More expansive glob pattern for hostnames.

(In reply to John Ford [:jhford] CET/CEST Berlin Time from comment #0) > > - rebootInstances over terminateInstances.... which should we be doing? We > use terminateInstances elsewhere From #taskcluster archaeology, it came out of a conversation between grenade and garndt, hoping that by switching to a reboot they might get more data in the logs than they had been when terminating instances. < grenade> garndt: we could adapt the kill script to reboot instead of terminate. We might get better log data in papertrail. <&garndt> grenade: that might help, althoguh I did manually reboot one of the machines yesterday, and all I got in the logs was that it started things up, and then some validation check failed and then self terminated <&garndt> we certainly could try that though Unclear if it's been useful, though.
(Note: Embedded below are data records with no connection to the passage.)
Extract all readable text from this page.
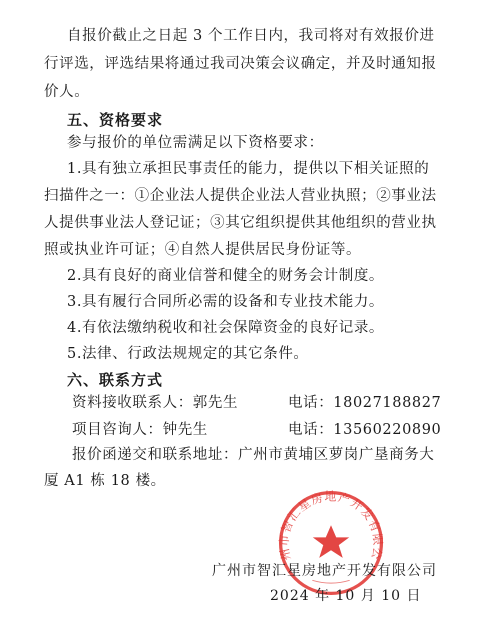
自报价截止之日起 3 个工作日内，我司将对有效报价进
行评选，评选结果将通过我司决策会议确定，并及时通知报
价人。
五、资格要求
参与报价的单位需满足以下资格要求：
1.具有独立承担民事责任的能力，提供以下相关证照的
扫描件之一：①企业法人提供企业法人营业执照；②事业法
人提供事业法人登记证；③其它组织提供其他组织的营业执
照或执业许可证；④自然人提供居民身份证等。
2.具有良好的商业信誉和健全的财务会计制度。
3.具有履行合同所必需的设备和专业技术能力。
4.有依法缴纳税收和社会保障资金的良好记录。
5.法律、行政法规规定的其它条件。
六、联系方式
资料接收联系人：郭先生	电话：18027188827
项目咨询人：钟先生	电话：13560220890
报价函递交和联系地址：广州市黄埔区萝岗广垦商务大
厦 A1 栋 18 楼。
州市智汇星房地产开发有限公
广州市智汇星房地产开发有限公司
2024 年 10 月 10 日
Trees closed for this again, and the impaired-instance script is only finding a few instances. I see a few more in the console, but most of those are from the pre-deployment ownership. I clicked the terminate-all button for everything windows with a backlog. Perhaps we're in the instances-never-claim-work state again? Or instances-take-forever-to-start?

I created a repo: https://github.com/djmitche/winstance-slayer with a modified version of jhford's modification of grenade's script: - accept more args via env vars - look for creds in secrets if necessary - terminate or reboot I created an AWS IAM Policy, WinstanceSlayer: { "Version": "2012-10-17", "Statement": [ { "Sid": "VisualEditor0", "Effect": "Allow", "Action": [ "ec2:RebootInstances", "ec2:TerminateInstances", "ec2:DescribeInstances", "ec2:DescribeInstanceStatus" ], "Resource": "*" } ] } I created an IAM user, `winstance-slayer`, with this policy. I created a secret, `project/releng/winstance-slayer/aws-creds`, containing that user's creds. I created a task: https://tools.taskcluster.net/groups/Hkrp4jqmS42QZ5WAnBmuJw/tasks/Hkrp4jqmS42QZ5WAnBmuJw/details It worked! I created a hook: https://tools.taskcluster.net/hooks/project-releng/winstance-slayer I created a role: https://tools.taskcluster.net/auth/roles/hook-id%3Aproject-releng%2Fwinstance-slayer and triggered it: https://tools.taskcluster.net/groups/EZ70DvtoQ_yptC6KZWUvEQ/tasks/EZ70DvtoQ_yptC6KZWUvEQ/runs/0/logs/public%2Flogs%2Flive.log and set it to run every 10 minutes

I added a cache for the git checkout, so this should hit github and yarn a little less hard. I'm happy with this as-is. It's nicely visible for anyone else who needs to poke at it (and in so doing, please feel free to fork the repo and point at your fork, or I'm happy to grant collaborator access). It's worth noting this is very much not fixing the backlog.